The acceptable level of a Type I error (called the significance level) is designated by alpha (α) while the acceptable level of a Type II error is designated beta (β).

Typically, a significance level of α = .05 is used (although, sometimes other levels such as α = .01 may be employed). This means that we are willing to tolerate up to five percent of type I errors, that is, we are willing to accept the fact that, in 1 out of every 20 samples, we reject the null hypothesis even though it is true.

For our analysis, we use the Central Limit Theorem. Since the sample size is sufficiently large, we can assume that the sample means have a normal distribution, with mean μ and standard deviation 𝜎 √𝑛⁄ , as depicted in Figure 28:

Figure 28: Right-tailed critical region

Keep in mind that this curve represents the distribution of all possible values for the sample mean. We need to perform our test based on the observed sample mean of 125.9375.

α critical

value

The next step in the analysis is to determine the probability that the observed sample mean has a value of 125.9375 or higher, under the assumption that the null hypothesis is true. If this probability is low (i.e., less than α), then we will have grounds for rejecting the null hypothesis.

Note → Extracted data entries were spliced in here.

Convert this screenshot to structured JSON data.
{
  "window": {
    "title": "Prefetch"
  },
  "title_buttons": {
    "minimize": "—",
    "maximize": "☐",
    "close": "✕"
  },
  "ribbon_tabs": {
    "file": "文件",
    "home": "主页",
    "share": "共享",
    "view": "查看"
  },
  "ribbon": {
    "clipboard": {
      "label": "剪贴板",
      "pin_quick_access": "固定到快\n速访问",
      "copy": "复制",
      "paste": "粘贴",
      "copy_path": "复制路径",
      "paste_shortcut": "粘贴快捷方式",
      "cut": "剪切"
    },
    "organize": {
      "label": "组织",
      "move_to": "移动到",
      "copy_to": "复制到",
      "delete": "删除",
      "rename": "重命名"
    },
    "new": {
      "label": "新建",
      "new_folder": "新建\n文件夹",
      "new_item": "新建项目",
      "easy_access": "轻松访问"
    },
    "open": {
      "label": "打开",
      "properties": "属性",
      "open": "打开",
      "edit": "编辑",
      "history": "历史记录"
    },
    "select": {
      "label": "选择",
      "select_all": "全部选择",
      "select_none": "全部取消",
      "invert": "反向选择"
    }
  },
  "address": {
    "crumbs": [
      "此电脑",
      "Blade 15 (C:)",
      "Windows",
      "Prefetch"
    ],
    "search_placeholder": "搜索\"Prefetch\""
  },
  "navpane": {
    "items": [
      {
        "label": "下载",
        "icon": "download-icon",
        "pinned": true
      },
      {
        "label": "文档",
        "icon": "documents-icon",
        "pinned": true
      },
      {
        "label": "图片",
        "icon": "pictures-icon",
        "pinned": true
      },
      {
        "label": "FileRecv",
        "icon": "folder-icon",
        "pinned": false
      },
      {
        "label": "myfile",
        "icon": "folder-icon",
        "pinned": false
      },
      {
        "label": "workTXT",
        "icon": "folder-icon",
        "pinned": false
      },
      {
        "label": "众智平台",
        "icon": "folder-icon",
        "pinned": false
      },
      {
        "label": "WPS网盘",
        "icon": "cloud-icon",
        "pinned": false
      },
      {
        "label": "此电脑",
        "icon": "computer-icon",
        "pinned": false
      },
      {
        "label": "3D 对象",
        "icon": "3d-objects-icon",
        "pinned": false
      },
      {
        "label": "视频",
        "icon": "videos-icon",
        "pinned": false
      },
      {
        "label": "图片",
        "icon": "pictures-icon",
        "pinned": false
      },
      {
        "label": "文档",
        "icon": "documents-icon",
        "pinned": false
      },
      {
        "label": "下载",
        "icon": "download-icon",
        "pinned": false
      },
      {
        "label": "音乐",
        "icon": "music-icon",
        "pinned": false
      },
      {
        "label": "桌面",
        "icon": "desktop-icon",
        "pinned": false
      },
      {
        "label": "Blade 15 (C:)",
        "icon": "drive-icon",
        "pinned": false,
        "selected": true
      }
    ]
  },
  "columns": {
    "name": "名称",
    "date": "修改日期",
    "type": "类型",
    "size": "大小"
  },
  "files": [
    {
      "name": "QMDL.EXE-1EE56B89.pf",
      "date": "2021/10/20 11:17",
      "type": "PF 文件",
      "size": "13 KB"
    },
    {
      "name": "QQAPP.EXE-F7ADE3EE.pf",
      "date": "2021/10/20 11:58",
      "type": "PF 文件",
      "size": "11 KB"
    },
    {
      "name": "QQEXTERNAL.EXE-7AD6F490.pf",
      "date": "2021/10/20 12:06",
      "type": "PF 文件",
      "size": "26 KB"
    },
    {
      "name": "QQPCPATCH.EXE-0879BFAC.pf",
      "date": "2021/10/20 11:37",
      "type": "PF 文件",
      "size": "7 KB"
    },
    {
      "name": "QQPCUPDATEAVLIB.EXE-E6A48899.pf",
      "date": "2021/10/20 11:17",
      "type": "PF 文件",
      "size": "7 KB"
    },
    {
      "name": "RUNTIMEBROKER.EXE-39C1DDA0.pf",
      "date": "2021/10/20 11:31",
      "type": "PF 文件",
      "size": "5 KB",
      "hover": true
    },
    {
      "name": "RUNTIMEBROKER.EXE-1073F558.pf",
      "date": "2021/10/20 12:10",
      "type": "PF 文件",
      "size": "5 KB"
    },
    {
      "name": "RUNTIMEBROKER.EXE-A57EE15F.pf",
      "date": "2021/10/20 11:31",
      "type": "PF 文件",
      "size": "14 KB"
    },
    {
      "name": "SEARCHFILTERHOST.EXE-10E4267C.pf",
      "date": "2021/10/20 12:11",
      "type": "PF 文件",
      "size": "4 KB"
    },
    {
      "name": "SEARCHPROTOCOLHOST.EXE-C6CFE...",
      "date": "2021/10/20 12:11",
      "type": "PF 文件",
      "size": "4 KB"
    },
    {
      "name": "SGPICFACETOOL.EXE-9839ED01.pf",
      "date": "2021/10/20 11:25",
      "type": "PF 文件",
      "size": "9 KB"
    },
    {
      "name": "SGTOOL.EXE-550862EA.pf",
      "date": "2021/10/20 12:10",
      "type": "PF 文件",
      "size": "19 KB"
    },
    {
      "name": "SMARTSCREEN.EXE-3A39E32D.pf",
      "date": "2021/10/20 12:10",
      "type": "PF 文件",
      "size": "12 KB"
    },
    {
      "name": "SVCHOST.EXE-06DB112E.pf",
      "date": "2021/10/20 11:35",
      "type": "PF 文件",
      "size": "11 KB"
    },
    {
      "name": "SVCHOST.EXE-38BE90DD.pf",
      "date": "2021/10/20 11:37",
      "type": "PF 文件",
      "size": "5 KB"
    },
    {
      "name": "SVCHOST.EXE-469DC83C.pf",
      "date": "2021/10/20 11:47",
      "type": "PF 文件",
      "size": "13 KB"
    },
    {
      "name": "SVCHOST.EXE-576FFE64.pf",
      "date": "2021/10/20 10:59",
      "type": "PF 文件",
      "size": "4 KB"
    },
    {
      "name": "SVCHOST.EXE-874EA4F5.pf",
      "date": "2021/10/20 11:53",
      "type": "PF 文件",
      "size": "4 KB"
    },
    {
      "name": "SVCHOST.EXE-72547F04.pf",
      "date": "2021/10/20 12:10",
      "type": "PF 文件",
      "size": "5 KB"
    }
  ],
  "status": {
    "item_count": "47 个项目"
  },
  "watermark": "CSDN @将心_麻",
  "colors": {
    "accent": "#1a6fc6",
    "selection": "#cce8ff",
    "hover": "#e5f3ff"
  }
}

Otherwise, we would not reject the null hypothesis (which is also called retaining the null hypothesis).

Retaining the null hypothesis is not the same as positing that it is true. It merely means that based on the one observed sample, we don’t have sufficient evidence for rejecting it.

The p-value (that is, the probability value) is the value p of the statistic used to test the null hypothesis. If p < α, then we reject the null hypothesis. For our problem, the p-value is the probability that the observed sample mean has a value of 125.9375 or higher, under the

assumption that the null hypothesis is true. This is the same as testing whether the p-value falls in the shaded area of Figure 28 (i.e., the critical region) in what is called a one-tailed test.

The p-value for our example is calculated in cell I8 of Figure 28. Since p-value = .042998 < .05

= α, we see that the observed value does fall in the critical region, and so we reject the null hypothesis. Therefore, we can show that we have sufficient grounds for accepting the company’s claim that their motors last at least 120 months on average.

Note that the population standard deviation σ is unknown. For the analysis shown in Figure 28, we made the assumption that the sample standard deviation is a good estimate of the

population standard deviation. For large enough samples, this is a reasonable assumption, although it introduces additional error. In Chapter 6, we show how to perform the same type of analysis using the t distribution without having to make this assumption.

To solve this problem, we could also use Excel’s Z.TEST function (called ZTEST for versions of Excel prior to Excel 2010). See cell I10 in Figure 27.

Z.TEST(R, 𝜇₀, 𝜎) = 1 – NORM.DIST(𝑥̅, 𝜇₀, 𝜎/√𝑛,TRUE) where 𝑥̅ = AVERAGE(R) = the sample mean of the data in range R and 𝑛 = COUNT(R) = sample size. The third parameter is optional. When it is omitted, the value of the sample standard deviation of R is used instead; that is, Z.TEST(R, 𝜇₀) = Z.TEST(R, 𝜇₀, STDEV.S(R)).

We make one final observation. If we had tried to test the null hypothesis H0: μ = 120, then the alternative hypothesis would become H0: μ ≠ 120. In this case, we would have two critical regions where we would reject the null hypothesis as shown in Figure 29:

Figure 29: Two-tailed hypothesis testing α/2

This is called a two-tailed test, which is more commonly used than the one-tailed test.